Alternatively the predetermined voltage can be determined by the controller based on the current. In this embodiment, the current is monitored and compared to a predetermined current value, or current set point, and the controller adjusts the voltage set point such that the current approaches the current set point.
The apparatus and method provided by the present invention allows for relatively precise control of the power applied to thermoplastics being welded in a radio frequency welding machine. One advantage of the present invention is that such relative precision allows for satisfactory welds to be produced with less energy consumption than used in conventional methods. In this regard, because of the variation of power applied to the thermoplastics in conventional methods, the average power applied must be raised above the minimum, most efficient level such that the weld can be formed as desired. Another advantage of the present invention is that the power provided to the thermoplastic for welding can be maximized to increase the rate of welding with less risk of causing holes in the thermoplastic.
In a further alternative embodiment, an electrical property EL at or near the load of the plate circuit is monitored by the control means positioned at the location in the circuit as shown in FIG. 3. In this embodiment, the process voltage VP is adjusted to maintain a predetermined value of electrical property EL. By way of example and not limitation, the electrical property EL monitored at the load is current, voltage, or some other suitable electrical property or derivative of an electrical property. In this embodiment the power output of the RF welder at the load, or second capacitor 87, is essentially controlled directly resulting in more uniform and consistent power output.
As described above, it is believed that the apparatus and control method of the present invention maintains the power applied to the thermoplastic layers 18 such that the power varies less than according to previously known control methods. The variations in power can result from variations in voltage from the voltage source and plate current. Plate current may vary due to variations of capacitance of the first capacitor 84 or second capacitor 87. Changes of capacitance of the first capacitor 84 can be caused by changes in air temperature or humidity for a plate capacitor such as the first capacitor 84. Variations of the capacitance of the second capacitor 87 formed by the first die 64 and the second die 65 and the thermoplastic layers can occur as the thermoplastic sheets 18 are heated and melted.
The foregoing has described a radio frequency welding machine and method for operating the radio frequency welding machine for maintaining a generally constant power output for welding thermoplastics. While specific embodiments of the present invention have been described, it will be apparent to those skilled in the art that various modifications thereto can be made without departing from the spirit and scope of the invention. Accordingly, the foregoing description of the preferred embodiment of the invention and the best mode for practicing the invention are provided for the purpose of illustration only and not for the purpose of limitation.

Claims

1. A radio frequency welding apparatus for joining multiple layers of thermoplastic materials, the apparatus comprising:

an electrical voltage source;

a radio frequency energy generator configured to be electrically connected to the electrical voltage source,

a first die and a second die configured to form a tooling capacitor when a dielectric is positioned between the first die and the second die, wherein the tooling capacitor is electrically connected to the radio frequency energy generator and the dielectric includes a thermoplastic sheet;

a processor electrically connected to the voltage source and configured to monitor an electrical property applied to the electric circuit and vary voltage supplied to the radio frequency generator such that the electrical property approaches a predetermined value;

the radio frequency energy generator being configured to provide energy to the tooling capacitor in the form of electromagnetic waves; and

wherein the amount of energy provided to the tooling capacitor is a function of the voltage applied to the tooling capacitor.

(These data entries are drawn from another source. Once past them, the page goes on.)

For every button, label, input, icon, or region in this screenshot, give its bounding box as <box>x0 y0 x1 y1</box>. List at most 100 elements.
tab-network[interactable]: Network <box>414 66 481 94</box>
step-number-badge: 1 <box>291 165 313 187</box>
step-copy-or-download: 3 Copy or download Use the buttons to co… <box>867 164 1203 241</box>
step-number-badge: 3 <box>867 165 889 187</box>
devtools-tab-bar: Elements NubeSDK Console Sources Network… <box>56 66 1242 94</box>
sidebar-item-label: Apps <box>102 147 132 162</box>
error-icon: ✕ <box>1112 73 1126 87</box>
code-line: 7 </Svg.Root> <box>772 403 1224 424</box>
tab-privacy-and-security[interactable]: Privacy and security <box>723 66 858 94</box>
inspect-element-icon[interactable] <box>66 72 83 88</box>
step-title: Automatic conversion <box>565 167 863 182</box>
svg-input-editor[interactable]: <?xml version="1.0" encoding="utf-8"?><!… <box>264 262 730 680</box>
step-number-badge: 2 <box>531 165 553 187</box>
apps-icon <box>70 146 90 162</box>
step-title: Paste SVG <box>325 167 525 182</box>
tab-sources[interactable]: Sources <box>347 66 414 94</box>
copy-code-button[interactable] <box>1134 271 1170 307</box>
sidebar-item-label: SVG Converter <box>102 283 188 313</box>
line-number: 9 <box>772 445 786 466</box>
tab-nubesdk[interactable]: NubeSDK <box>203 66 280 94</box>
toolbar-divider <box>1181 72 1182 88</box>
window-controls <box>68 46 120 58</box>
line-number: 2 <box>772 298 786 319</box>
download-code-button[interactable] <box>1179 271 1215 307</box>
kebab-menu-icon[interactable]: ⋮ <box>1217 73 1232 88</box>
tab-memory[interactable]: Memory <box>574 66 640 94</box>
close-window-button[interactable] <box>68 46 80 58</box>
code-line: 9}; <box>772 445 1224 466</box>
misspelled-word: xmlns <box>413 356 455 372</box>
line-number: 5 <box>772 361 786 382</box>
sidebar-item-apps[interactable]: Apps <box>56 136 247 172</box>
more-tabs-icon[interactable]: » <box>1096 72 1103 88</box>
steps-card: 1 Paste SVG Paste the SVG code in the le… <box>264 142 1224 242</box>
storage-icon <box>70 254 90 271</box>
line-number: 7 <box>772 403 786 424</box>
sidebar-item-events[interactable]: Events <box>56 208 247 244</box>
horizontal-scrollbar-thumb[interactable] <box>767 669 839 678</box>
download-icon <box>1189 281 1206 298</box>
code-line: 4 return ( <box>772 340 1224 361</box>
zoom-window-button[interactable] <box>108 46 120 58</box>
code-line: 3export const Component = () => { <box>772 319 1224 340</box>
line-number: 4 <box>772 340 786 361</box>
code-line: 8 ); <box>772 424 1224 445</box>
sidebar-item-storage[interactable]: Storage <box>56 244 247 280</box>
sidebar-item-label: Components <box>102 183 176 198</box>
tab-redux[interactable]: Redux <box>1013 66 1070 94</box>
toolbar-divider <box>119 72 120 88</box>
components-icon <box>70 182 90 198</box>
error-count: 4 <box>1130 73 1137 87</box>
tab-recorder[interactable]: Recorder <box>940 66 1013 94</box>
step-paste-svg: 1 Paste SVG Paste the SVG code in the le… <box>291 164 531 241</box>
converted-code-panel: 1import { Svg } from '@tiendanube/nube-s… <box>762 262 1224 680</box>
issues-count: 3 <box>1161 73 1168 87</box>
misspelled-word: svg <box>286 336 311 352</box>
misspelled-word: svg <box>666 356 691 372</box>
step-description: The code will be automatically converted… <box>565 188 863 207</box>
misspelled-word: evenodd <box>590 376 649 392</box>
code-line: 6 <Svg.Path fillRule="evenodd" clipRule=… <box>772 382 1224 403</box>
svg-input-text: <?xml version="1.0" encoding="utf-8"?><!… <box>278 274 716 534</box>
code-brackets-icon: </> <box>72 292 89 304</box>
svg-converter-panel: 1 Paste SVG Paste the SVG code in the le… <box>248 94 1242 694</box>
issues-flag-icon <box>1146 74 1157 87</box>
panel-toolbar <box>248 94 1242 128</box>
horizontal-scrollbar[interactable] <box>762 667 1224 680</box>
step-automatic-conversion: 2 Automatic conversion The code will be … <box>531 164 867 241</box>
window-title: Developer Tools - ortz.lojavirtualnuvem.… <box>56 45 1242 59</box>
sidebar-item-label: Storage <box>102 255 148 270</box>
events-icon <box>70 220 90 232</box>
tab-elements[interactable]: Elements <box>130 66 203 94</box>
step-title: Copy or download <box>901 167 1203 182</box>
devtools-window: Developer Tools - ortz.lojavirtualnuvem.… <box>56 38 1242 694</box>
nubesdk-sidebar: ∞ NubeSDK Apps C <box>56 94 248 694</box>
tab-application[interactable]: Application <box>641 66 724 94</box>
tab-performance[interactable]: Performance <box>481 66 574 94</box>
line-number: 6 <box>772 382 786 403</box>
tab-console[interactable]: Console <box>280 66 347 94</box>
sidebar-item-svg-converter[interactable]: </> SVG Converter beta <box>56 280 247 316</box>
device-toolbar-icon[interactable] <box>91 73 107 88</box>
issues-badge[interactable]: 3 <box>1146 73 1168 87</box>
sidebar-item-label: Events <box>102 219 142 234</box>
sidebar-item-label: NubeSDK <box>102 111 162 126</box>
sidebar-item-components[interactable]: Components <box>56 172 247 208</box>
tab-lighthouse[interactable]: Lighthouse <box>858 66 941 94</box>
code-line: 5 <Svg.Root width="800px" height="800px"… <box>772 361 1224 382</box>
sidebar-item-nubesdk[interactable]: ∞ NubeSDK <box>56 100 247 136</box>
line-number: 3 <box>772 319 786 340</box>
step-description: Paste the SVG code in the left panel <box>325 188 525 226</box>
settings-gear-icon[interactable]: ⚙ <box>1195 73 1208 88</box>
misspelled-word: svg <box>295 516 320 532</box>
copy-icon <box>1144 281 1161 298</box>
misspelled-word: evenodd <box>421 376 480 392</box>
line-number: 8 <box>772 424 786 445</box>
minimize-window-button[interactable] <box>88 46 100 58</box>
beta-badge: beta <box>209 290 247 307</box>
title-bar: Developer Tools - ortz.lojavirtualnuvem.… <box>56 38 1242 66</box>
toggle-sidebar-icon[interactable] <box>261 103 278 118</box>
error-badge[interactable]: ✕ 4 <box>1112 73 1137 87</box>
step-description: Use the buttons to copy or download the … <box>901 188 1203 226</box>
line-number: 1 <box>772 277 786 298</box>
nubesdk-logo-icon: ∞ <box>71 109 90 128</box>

2. A radio frequency welding apparatus according to claim 1, further comprising a power control capacitor that is electrically positioned between the radio frequency generator and the tooling capacitor.

3. A radio frequency welding apparatus according to claim 1, wherein the monitored electrical property is current.

4. A radio frequency welding apparatus according to claim 3, wherein the current is monitored between the voltage source and the radio frequency generator.

5. A radio frequency welding apparatus according to claim 3, wherein the current is monitored between the oscillator tube and an electrical ground.

6. A radio frequency welding apparatus according to claim 1, wherein the monitored electrical property is voltage.

7. A radio frequency welding apparatus according to claim 1, wherein the voltage is monitored between the voltage controller and the radio frequency generator.

8. A radio frequency welding apparatus according to claim 1, wherein when the electrical property approaches the predetermined value, the amount of energy provided to the tooling capacitor approaches a second predetermined value.

9. A method for controlling the power output of a radio frequency welding machine, comprising the steps of:

providing a radio frequency welding apparatus that includes a radio frequency energy generator, a first die and a second die configured to form a tooling capacitor when a dielectric is positioned between the first die and the second die, wherein the tooling capacitor is electrically connected to the radio frequency energy generator; a processor electrically configured to monitor and control an electrical property; and the radio frequency energy generator being configured to connected to a voltage source and to provide power to the tooling capacitor in the form of electromagnetic waves, wherein the power is a function of the electrical property;

applying a voltage to the radio frequency energy generator;

monitoring the electrical property;

comparing the electrical property to the first set point; and

adjusting the voltage such that the monitored electrical property approaches a first set point and thereby controlling power applied to thermoplastic sheets positioned between the first die and the second die and thereby forming the dielectric of the tooling capacitor.

10. A method according to claim 9, wherein the electrical property is current.

11. A method according to claim 9, wherein the current is monitored between the voltage source and the radio frequency generator.

12. A method according to claim 9, wherein the current is monitored between the radio frequency generator and an electrical ground.

13. A method according to claim 9, wherein the monitored electrical property is voltage.

14. A method according to claim 9, wherein the voltage is monitored between the voltage controller and the radio frequency generator.

15. A method according to claim 9, further comprising the step of providing a contactor having a closed first position and an open second positioned between the voltage source and the radio frequency generator.

16. A method according to claim 15, further comprising the step of moving the contactor from the open second position to the closed first position before the step of applying a voltage to the radio frequency generator.

17. A method according to claim 9, wherein the step of adjusting the voltage includes at least one step of increasing the voltage such that the electrical property incrementally approaches the first set point.

18. A radio frequency welding apparatus for joining multiple layers of thermoplastic materials, the apparatus comprising:

an electrical voltage source;

an oscillator tube configured to be electrically connected to the electrical voltage source,

a variable first capacitor electrically connected to the oscillator tube;

a second capacitor electrically connected to the first capacitor and electrically positioned such that the first capacitor is between the oscillator tube and the second capacitor;

a processor electrically connected to the voltage source and configured to vary the amount of voltage provided to the oscillator tube and configured to monitor at least one electrical property of a circuit that includes the voltage source, the oscillator tube, the first capacitor, and the second capacitor; and

wherein the second capacitor includes multiple thermoplastic layers to be welded.

19. A radio frequency welding apparatus according to claim 18, wherein the monitored electrical property is current.

20. A radio frequency welding apparatus according to claim 19, wherein the current is monitored between the voltage source and the radio frequency generator.